The Commerce Department is reviewing policies toward China but could not comment on the broadening of export curbs, the agency’s spokesperson said in a statement. The new rules, which have yet to be finalized, would be aimed at preventing “China’s acquisition and use of U.S. technology in the context of its military-civil fusion program to fuel its military modernization efforts, conduct human rights abuses, and enable other malign activities.”

This move would be the latest of President Biden’s efforts to fortify U.S.’s tech leadership and yet another sign of the mounting tension with China over advanced technology that could create national security problems.

In August, Biden signed the CHIPS Act, a landmark investment in domestic semiconductor manufacturing. The legislation pumps $52 billion in incentives to spur the local chip industry and reduce import reliance on semiconductors for cars, personal gadgets, and more. It could also prove vital in boosting U.S. competitiveness against China and other Asian countries on the research and development front. In recent years, the U.S. share of microprocessor chip production has dropped from 40% to 12%, according to Commerce Secretary Gina Raimondo.

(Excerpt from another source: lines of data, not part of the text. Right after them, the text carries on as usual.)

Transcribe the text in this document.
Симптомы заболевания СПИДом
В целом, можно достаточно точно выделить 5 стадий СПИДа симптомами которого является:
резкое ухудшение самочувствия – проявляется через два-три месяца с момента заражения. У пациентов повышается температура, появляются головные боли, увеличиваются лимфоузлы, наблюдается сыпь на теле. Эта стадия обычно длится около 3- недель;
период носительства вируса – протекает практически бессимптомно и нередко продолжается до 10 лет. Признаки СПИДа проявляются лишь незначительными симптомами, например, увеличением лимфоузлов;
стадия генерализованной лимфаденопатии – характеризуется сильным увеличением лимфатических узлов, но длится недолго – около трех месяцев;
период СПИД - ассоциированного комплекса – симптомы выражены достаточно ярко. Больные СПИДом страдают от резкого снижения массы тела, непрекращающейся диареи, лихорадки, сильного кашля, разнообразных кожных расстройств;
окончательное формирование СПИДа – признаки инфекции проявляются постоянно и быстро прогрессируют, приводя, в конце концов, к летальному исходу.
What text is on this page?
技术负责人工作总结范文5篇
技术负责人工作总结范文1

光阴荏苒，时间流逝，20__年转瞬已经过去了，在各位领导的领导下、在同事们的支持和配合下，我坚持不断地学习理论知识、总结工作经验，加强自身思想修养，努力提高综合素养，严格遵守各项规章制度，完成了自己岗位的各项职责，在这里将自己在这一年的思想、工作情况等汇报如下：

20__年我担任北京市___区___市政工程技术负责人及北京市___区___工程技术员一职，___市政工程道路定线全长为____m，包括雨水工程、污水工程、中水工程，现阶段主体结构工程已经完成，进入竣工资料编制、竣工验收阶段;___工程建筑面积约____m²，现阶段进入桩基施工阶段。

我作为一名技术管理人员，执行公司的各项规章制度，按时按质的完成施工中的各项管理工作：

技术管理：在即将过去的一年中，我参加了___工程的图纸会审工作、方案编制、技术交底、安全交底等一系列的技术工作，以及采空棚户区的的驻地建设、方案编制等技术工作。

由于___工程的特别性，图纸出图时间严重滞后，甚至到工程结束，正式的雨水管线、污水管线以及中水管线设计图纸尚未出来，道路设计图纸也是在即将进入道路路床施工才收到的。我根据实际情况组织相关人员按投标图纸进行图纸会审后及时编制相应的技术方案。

Congress may revisit the outbound investment review process that was not included in last month’s CHIPS and Science Act. This provision would have subjected some foreign investments made by U.S. companies to screening by an interagency committee to limit technology transfer to China.

The U.S. crackdown on Chinese companies’ access to chipmaking technology has been ongoing for a few months now. Early last month, Reuters reported that the Biden administration was considering curbing China-bound memory chip shipments, including to Yangtze Memory Technologies. The ban has not been made official yet.

Even last week, Raimondo reiterated national security as a priority when considering foreign expansion. “We’re going to be implementing the guardrails to ensure those who receive CHIPS funds cannot compromise national security…They’re not allowed to use this money to invest in China; they can’t develop leading-edge technologies in China…for a period of 10 years,” the commerce secretary said regarding the CHIPS Act in a press briefing.

The chipmaking industry has witnessed shortages for many years, compounded by the war in Ukraine; Russia and Ukraine are among the largest exporters of krypton, a gas used to produce chips. And rising inflation has caused consumers to hold back spending on smartphones, laptops, and other electronics.